Things to consider are what kind of foods will you be grilling. Do you use it year round? Does the weather get cold in your neck of the woods? Then look for a grill that is semi enclosed underneath to help retain the heat.


----------



## Cigary (Oct 19, 2007)

I say whatever your wallet can afford and how pretty you want it to look. Gas is gas and charcoal is charcoal,,,and the experts agree that charcoal is better for taste,,if you can wait that long for the fire to burn out.


----------



## zackly (Jun 27, 2008)

Bbq Grills ** Amazing Prices People** Sears - SlickDeals.net Forums

I saw this post on slickdeals.com.
Apparently Sears stores (B&M only, not online) are closing out some older models & floor models @ very low prices.


----------



## Hermit (Aug 5, 2008)

I'd rather have a steak grilled on charcoal,
but gas is just too easy.


----------



## BigBuddha76 (Mar 15, 2005)

Hermit said:


> I'd rather have a steak grilled on charcoal,
> but gas is just too easy.


you're right nothing beats charcoal...and charcoal WITHOUT starting fluid. But yes, I am looking for a gas grill...If i knew a welder I would have my plans for a kettle grill that fits onto my turkey fryer base


----------



## mosesbotbol (Sep 21, 2005)

Gas is just for ease, nothing else. Look at the burner and look at the grates before buying. The burners all end up rusting.


----------



## PipesandGOP (Feb 7, 2008)

Cigary said:


> I say whatever your wallet can afford and how pretty you want it to look. Gas is gas and charcoal is charcoal,,,and the experts agree that charcoal is better for taste,,if you can wait that long for the fire to burn out.

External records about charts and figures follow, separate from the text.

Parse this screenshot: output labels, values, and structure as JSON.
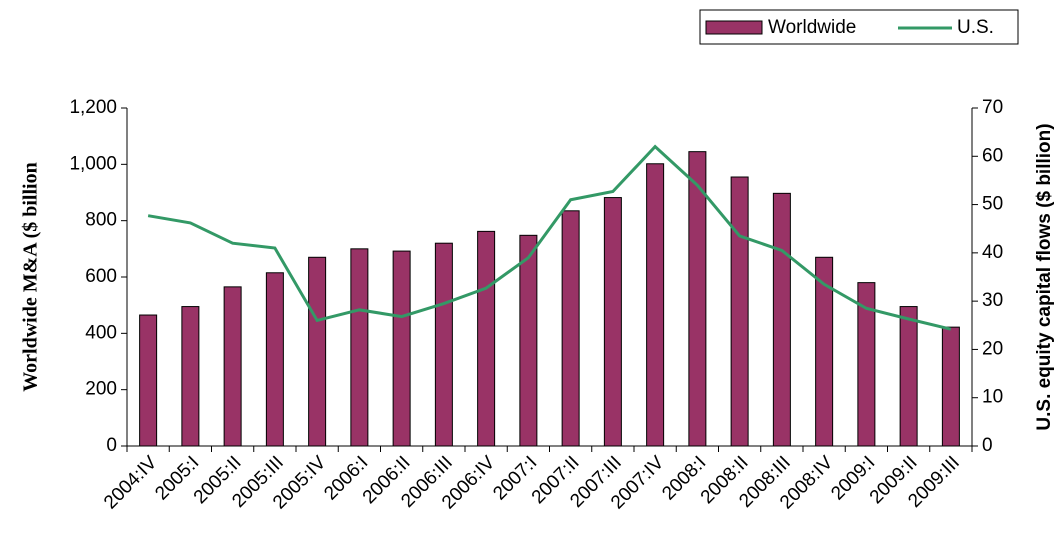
{
  "chart_data": {
    "type": "bar_line",
    "categories": [
      "2004:IV",
      "2005:I",
      "2005:II",
      "2005:III",
      "2005:IV",
      "2006:I",
      "2006:II",
      "2006:III",
      "2006:IV",
      "2007:I",
      "2007:II",
      "2007:III",
      "2007:IV",
      "2008:I",
      "2008:II",
      "2008:III",
      "2008:IV",
      "2009:I",
      "2009:II",
      "2009:III"
    ],
    "series": [
      {
        "name": "Worldwide",
        "type": "bar",
        "color": "#993366",
        "values": [
          465,
          495,
          565,
          615,
          670,
          700,
          692,
          720,
          762,
          748,
          835,
          882,
          1002,
          1045,
          955,
          897,
          670,
          580,
          495,
          422
        ]
      },
      {
        "name": "U.S.",
        "type": "line",
        "axis": "y2",
        "color": "#339966",
        "values": [
          47.7,
          46.2,
          42,
          41,
          26,
          28.2,
          26.8,
          29.5,
          32.7,
          39,
          51,
          52.7,
          62,
          54,
          43.5,
          40.5,
          33.5,
          28.5,
          26.3,
          24.2
        ]
      }
    ],
    "ylabel": "Worldwide M&A ($ billion",
    "y2label": "U.S. equity capital flows ($ billion)",
    "ylim": [
      0,
      1200
    ],
    "yticks": [
      0,
      200,
      400,
      600,
      800,
      {
        "value": 1000,
        "label": "1,000"
      },
      {
        "value": 1200,
        "label": "1,200"
      }
    ],
    "y2lim": [
      0,
      70
    ],
    "y2ticks": [
      0,
      10,
      20,
      30,
      40,
      50,
      60,
      70
    ],
    "legend": "top-right"
  }
}
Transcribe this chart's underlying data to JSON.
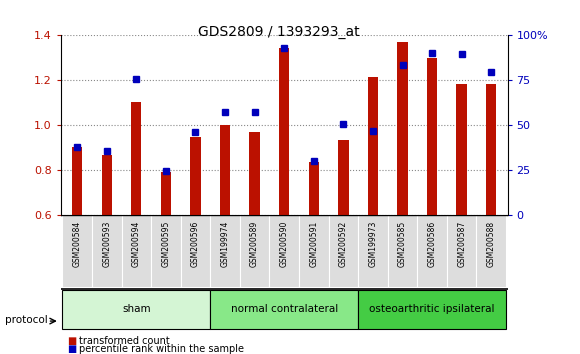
{
  "title": "GDS2809 / 1393293_at",
  "samples": [
    "GSM200584",
    "GSM200593",
    "GSM200594",
    "GSM200595",
    "GSM200596",
    "GSM199974",
    "GSM200589",
    "GSM200590",
    "GSM200591",
    "GSM200592",
    "GSM199973",
    "GSM200585",
    "GSM200586",
    "GSM200587",
    "GSM200588"
  ],
  "red_values": [
    0.905,
    0.868,
    1.105,
    0.793,
    0.948,
    1.0,
    0.97,
    1.345,
    0.835,
    0.935,
    1.213,
    1.37,
    1.3,
    1.185,
    1.185
  ],
  "blue_values": [
    0.906,
    0.886,
    1.205,
    0.795,
    0.97,
    1.06,
    1.058,
    1.345,
    0.843,
    1.005,
    0.975,
    1.268,
    1.32,
    1.318,
    1.238
  ],
  "groups": [
    {
      "label": "sham",
      "start": 0,
      "end": 5,
      "color": "#d4f5d4"
    },
    {
      "label": "normal contralateral",
      "start": 5,
      "end": 10,
      "color": "#88e888"
    },
    {
      "label": "osteoarthritic ipsilateral",
      "start": 10,
      "end": 15,
      "color": "#44cc44"
    }
  ],
  "ylim_left": [
    0.6,
    1.4
  ],
  "ylim_right": [
    0,
    100
  ],
  "yticks_left": [
    0.6,
    0.8,
    1.0,
    1.2,
    1.4
  ],
  "yticks_right": [
    0,
    25,
    50,
    75,
    100
  ],
  "ytick_labels_right": [
    "0",
    "25",
    "50",
    "75",
    "100%"
  ],
  "red_color": "#bb1100",
  "blue_color": "#0000bb",
  "grid_color": "#888888",
  "bg_color": "#ffffff",
  "sample_box_color": "#dddddd",
  "legend_red": "transformed count",
  "legend_blue": "percentile rank within the sample",
  "protocol_label": "protocol",
  "bar_width": 0.35
}
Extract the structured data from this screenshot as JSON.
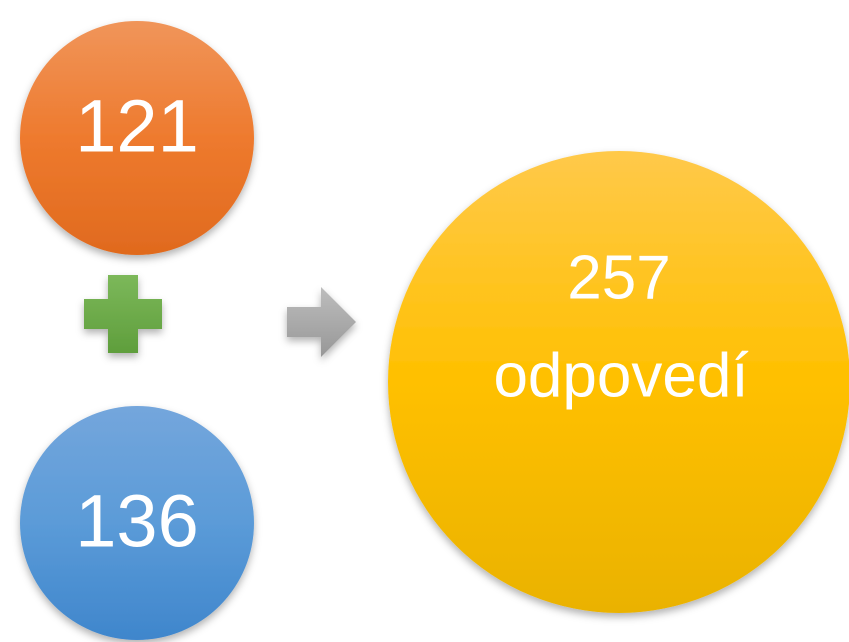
{
  "nodes": [
    {
      "label": "121"
    },
    {
      "label": "136"
    }
  ],
  "result": {
    "lines": [
      "257",
      "odpovedí"
    ]
  }
}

Not all grills are created equal. The Big Green Egg is a charcoal (lump) grill, smoker, and roaster that can regulate temperature within a few degrees up to over 800 degrees. With the way the heat circulates throughout the grill it eliminates the need for using the stupid water pan in the bottom of a smoker to preserve moisture. You can also sear a steak on it excellently and maintain all of it's juices with ease. Also great for cooking pizza, pies, etc... pretty much anything.

Also with the exceptional heat retention and the way the heat radiates, it preserves the natural lump charcoal so you usually actually end up with leftovers for next time.


----------